Objectifs produits courants soutenus par l’approche IA-first
Les équipes adoptent la logique pilotée par le modèle pour généralement :
- Gagner en vitesse : rédiger des réponses, extraire des champs, acheminer les demandes plus rapidement
- Personnaliser l’expérience : adapter explications, plans ou recommandations
- Aider à la décision : mettre en évidence des compromis, générer des options, résumer des preuves
Compromis à accepter (et à concevoir)
Les modèles peuvent être imprévisibles, parfois convaincus à tort, et leur comportement peut changer lorsque les prompts, fournisseurs ou le contexte récupéré évoluent. Ils ajoutent aussi un coût par requête, peuvent introduire une latence et soulèvent des questions de sécurité et de confiance (confidentialité, sorties nocives, violations de politique).

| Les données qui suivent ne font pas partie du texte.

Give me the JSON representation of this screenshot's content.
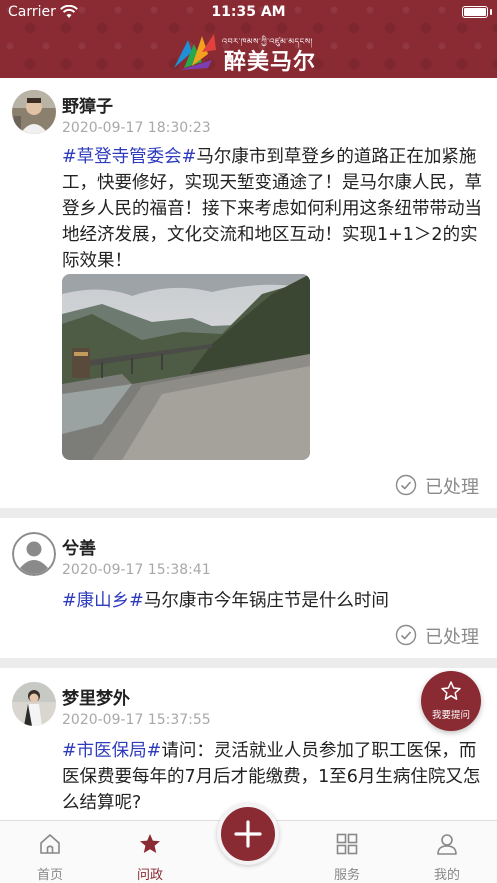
{
  "status_bar": {
    "carrier": "Carrier",
    "time": "11:35 AM"
  },
  "header": {
    "tibetan": "འབར་ཁམས་ཀྱི་འཛུམ་མདངས།",
    "title": "醉美马尔康",
    "brand_color": "#8a2a33"
  },
  "posts": [
    {
      "username": "野獐子",
      "timestamp": "2020-09-17 18:30:23",
      "topic": "#草登寺管委会#",
      "text": "马尔康市到草登乡的道路正在加紧施工，快要修好，实现天堑变通途了！是马尔康人民，草登乡人民的福音！接下来考虑如何利用这条纽带带动当地经济发展，文化交流和地区互动！实现1+1＞2的实际效果！",
      "status": "已处理"
    },
    {
      "username": "兮善",
      "timestamp": "2020-09-17 15:38:41",
      "topic": "#康山乡#",
      "text": "马尔康市今年锅庄节是什么时间",
      "status": "已处理"
    },
    {
      "username": "梦里梦外",
      "timestamp": "2020-09-17 15:37:55",
      "topic": "#市医保局#",
      "text": "请问：灵活就业人员参加了职工医保，而医保费要每年的7月后才能缴费，1至6月生病住院又怎么结算呢?"
    }
  ],
  "fab": {
    "label": "我要提问"
  },
  "tabs": [
    {
      "label": "首页",
      "icon": "home-icon"
    },
    {
      "label": "问政",
      "icon": "star-icon",
      "active": true
    },
    {
      "label": "服务",
      "icon": "grid-icon"
    },
    {
      "label": "我的",
      "icon": "person-icon"
    }
  ],
  "colors": {
    "topic": "#2e3bbd",
    "accent": "#8a2a33",
    "muted": "#8a8a8a"
  }
}
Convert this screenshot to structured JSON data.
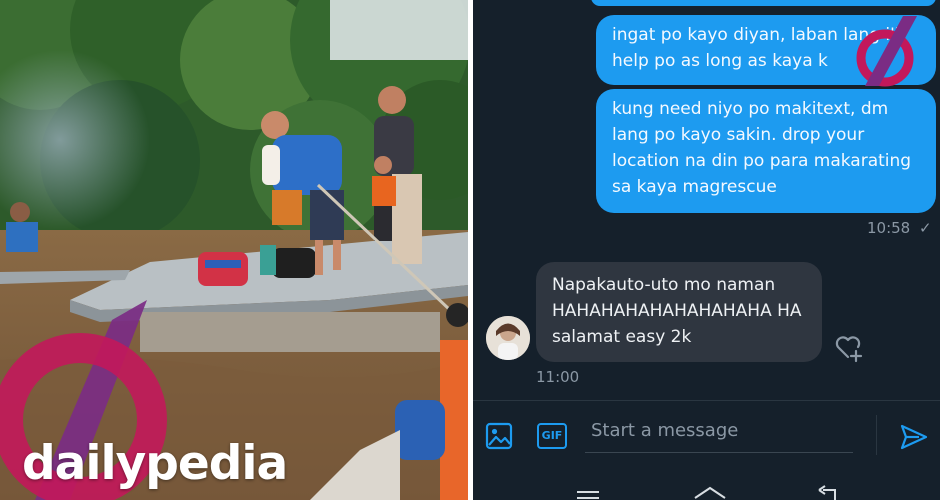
{
  "brand": {
    "name": "dailypedia"
  },
  "photo": {
    "description_icon": "flood-rescue-photo"
  },
  "chat": {
    "messages": [
      {
        "direction": "out",
        "text": "ingat po kayo diyan, laban lang i'll help po as long as kaya k"
      },
      {
        "direction": "out",
        "text": "kung need niyo po makitext, dm lang po kayo sakin. drop your location na din po para makarating sa kaya magrescue",
        "time": "10:58"
      },
      {
        "direction": "in",
        "text": "Napakauto-uto mo naman HAHAHAHAHAHAHAHAHA HA salamat easy 2k",
        "time": "11:00"
      }
    ],
    "composer": {
      "placeholder": "Start a message",
      "gif_label": "GIF"
    }
  },
  "colors": {
    "chat_bg": "#15202b",
    "bubble_out": "#1d9bf0",
    "bubble_in": "#2f3640",
    "brand_accent": "#c2185b"
  }
}
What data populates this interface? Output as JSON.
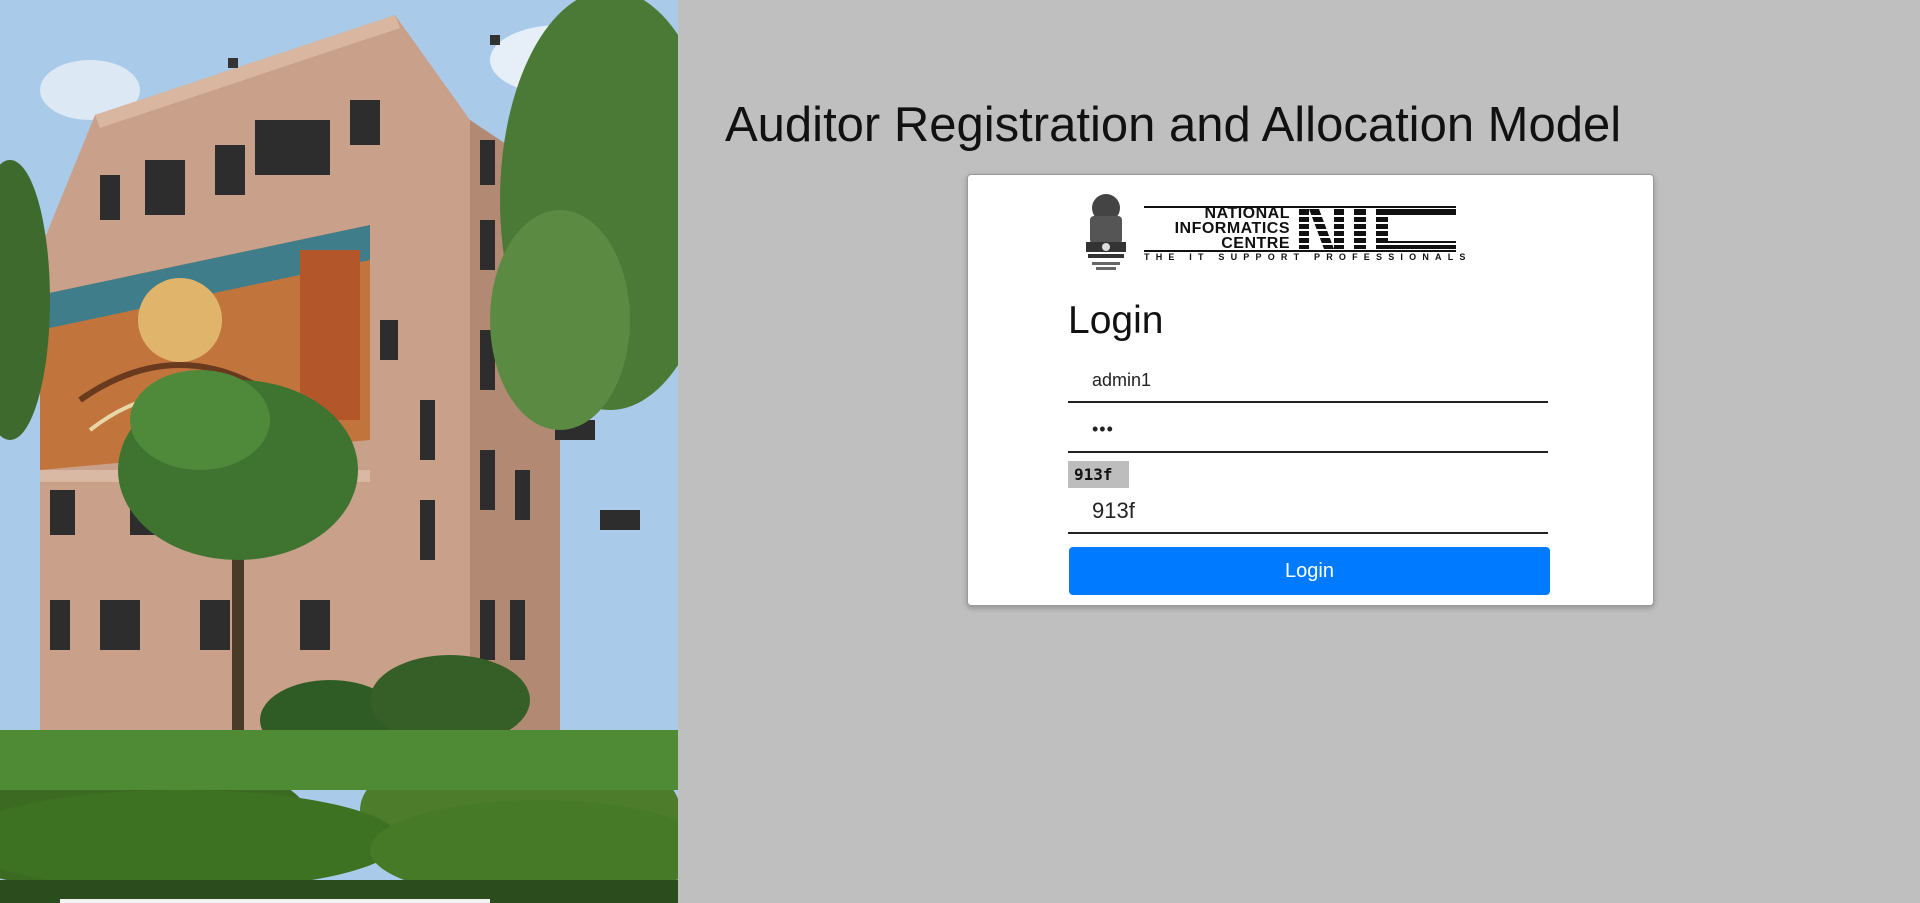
{
  "header": {
    "title": "Auditor Registration and Allocation Model"
  },
  "background": {
    "photo_subject": "national-informatics-centre-building"
  },
  "card": {
    "logo": {
      "emblem_icon": "national-emblem-icon",
      "org_name_line1": "NATIONAL",
      "org_name_line2": "INFORMATICS",
      "org_name_line3": "CENTRE",
      "tagline": "THE IT SUPPORT PROFESSIONALS",
      "wordmark": "NIC"
    },
    "heading": "Login",
    "username": {
      "value": "admin1"
    },
    "password": {
      "value": "•••"
    },
    "captcha": {
      "image_text": "913f",
      "value": "913f"
    },
    "login_button_label": "Login"
  },
  "colors": {
    "page_background": "#bfbfbf",
    "button": "#007bff",
    "card": "#ffffff"
  }
}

La bonne mentalité : considérer le modèle comme un composant, pas comme une boîte magique. Traitez-le comme une dépendance avec des spécifications, des modes de défaillance, des tests et du monitoring — afin d’obtenir de la flexibilité sans parier tout le produit sur des présomptions.
Choisir le bon cas d’usage et définir le succès
Toutes les fonctionnalités ne gagnent pas à mettre un modèle au volant. Les meilleurs cas d’usage axés IA commencent par une tâche claire et aboutissent à un résultat mesurable que vous pouvez suivre semaine après semaine.
Commencez par la tâche, pas par le modèle
Rédigez une story de tâche en une phrase : « Quand ___, je veux ___, afin de ___ ». Puis rendez le résultat mesurable.
Exemple : « Quand je reçois un long e‑mail client, je veux une réponse suggérée qui respecte nos politiques, afin de répondre en moins de 2 minutes. » C’est bien plus actionnable que « ajouter un LLM aux e‑mails ».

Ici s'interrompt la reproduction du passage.